Plusieurs parlementaires demandent sa démission de la présidence. Mais rien dans le règlement de l'institution ne peut le forcer à partir, a précisé un porte-parole.

M. Agramunt doit accueillir jeudi le roi d'Espagne Felipe VI qui interviendra devant l'Assemblée.

Les trois élus affirment être partis "observer la situation en Syrie" à Alep à l'invitation du parlement syrien, et assurent avoir été contraints de rencontrer le président syrien à Damas. Ils ont voyagé à bord d'un avion civil affrété par l'Etat russe pour se rendre dans la capitale syrienne le 20 mars.

Les trois élus ont tour à tour reconnu des "erreurs" au cours de leur audition et évoqué une "manipulation" des médias russes.

M. Agramunt a expliqué avoir dû "monter dans un jet, pour des raisons de sécurité". "A ce moment-là j'aurais peut être pu ne pas monter dans l'avion", a-t-il reconnu.

"Il ne s'attendait pas à ce que sa visite soit médiatisée. Il partait du principe qu'en partant en tant que sénateur cela ferait moins de dégâts", a souligné une source au sein du Conseil sous couvert de l'anonymat.

"Cette fonction s'exerce de la première minute de l'élection à la dernière minute du mandat", lui a rappelé la député socialiste suisse Liliane Maury Pasquier, s'interrogeant sur l'absence de communication de M. Agramunt.

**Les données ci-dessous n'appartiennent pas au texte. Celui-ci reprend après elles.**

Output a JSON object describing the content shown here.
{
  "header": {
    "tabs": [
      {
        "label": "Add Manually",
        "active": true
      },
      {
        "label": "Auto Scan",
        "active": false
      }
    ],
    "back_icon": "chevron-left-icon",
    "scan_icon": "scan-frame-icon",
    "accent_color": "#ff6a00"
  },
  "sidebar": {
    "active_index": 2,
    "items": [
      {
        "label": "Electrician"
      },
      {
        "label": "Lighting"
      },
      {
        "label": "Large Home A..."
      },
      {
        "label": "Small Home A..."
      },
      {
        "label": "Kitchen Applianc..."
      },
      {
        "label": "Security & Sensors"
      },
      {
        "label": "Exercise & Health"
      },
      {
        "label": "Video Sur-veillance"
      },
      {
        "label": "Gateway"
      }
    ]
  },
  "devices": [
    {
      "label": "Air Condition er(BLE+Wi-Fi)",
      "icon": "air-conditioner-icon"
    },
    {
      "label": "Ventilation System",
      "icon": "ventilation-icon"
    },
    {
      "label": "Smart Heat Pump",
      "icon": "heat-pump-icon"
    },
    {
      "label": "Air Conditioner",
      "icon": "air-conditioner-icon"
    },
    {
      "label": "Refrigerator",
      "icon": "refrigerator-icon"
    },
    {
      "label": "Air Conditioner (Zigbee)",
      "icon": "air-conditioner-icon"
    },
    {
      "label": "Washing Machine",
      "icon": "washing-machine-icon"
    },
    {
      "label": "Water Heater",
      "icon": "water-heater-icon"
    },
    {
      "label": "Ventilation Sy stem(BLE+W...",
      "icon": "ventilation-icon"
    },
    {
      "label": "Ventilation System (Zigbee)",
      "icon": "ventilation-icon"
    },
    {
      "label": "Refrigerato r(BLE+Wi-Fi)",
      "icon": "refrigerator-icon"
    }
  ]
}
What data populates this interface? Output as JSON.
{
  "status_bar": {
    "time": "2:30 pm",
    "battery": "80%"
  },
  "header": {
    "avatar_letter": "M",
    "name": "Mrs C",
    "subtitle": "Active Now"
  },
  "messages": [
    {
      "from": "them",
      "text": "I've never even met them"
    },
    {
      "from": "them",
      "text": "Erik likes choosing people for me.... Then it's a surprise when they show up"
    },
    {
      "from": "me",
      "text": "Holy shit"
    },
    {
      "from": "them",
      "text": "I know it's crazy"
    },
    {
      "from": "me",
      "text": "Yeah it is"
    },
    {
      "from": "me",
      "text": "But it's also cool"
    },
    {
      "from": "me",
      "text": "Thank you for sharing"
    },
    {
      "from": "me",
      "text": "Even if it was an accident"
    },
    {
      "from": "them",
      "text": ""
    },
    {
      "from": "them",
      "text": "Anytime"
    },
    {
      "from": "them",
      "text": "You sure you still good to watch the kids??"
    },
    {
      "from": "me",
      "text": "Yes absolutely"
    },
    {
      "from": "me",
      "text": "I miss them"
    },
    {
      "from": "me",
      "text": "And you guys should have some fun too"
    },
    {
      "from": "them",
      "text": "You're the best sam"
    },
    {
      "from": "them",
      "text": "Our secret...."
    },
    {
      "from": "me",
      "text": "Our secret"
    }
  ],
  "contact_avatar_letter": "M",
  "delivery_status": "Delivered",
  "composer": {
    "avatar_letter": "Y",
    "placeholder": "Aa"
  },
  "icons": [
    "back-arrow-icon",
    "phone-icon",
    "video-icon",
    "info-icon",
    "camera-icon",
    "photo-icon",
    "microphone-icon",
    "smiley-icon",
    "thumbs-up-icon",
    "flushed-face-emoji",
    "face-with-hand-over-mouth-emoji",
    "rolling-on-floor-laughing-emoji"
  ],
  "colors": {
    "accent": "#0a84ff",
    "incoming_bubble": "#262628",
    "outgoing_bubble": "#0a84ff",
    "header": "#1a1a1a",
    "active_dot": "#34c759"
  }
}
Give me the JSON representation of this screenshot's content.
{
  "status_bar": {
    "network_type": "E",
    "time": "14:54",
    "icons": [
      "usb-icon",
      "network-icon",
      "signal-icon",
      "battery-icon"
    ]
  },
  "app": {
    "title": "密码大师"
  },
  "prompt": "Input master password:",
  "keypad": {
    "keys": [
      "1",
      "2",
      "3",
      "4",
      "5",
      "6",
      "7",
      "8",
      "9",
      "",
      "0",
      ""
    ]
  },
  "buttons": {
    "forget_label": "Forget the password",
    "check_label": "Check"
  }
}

Fustigeant une "grave erreur politique", le chef de file des élus socialistes, l'Italien Michele Nicoletti avait demandé lundi au président de l'assemblée de "faire preuve de sens des responsabilités" en démissionnant.

Pedro Agramunt a annoncé qu'il fera connaître sa "position" d'ici vendredi.

L'APCE est une instance qui se réunit quatre fois par an à Strasbourg pour permettre à 324 parlementaires issus de 47 pays d'Europe de débattre des droits de l'homme ou de l'Etat de droit.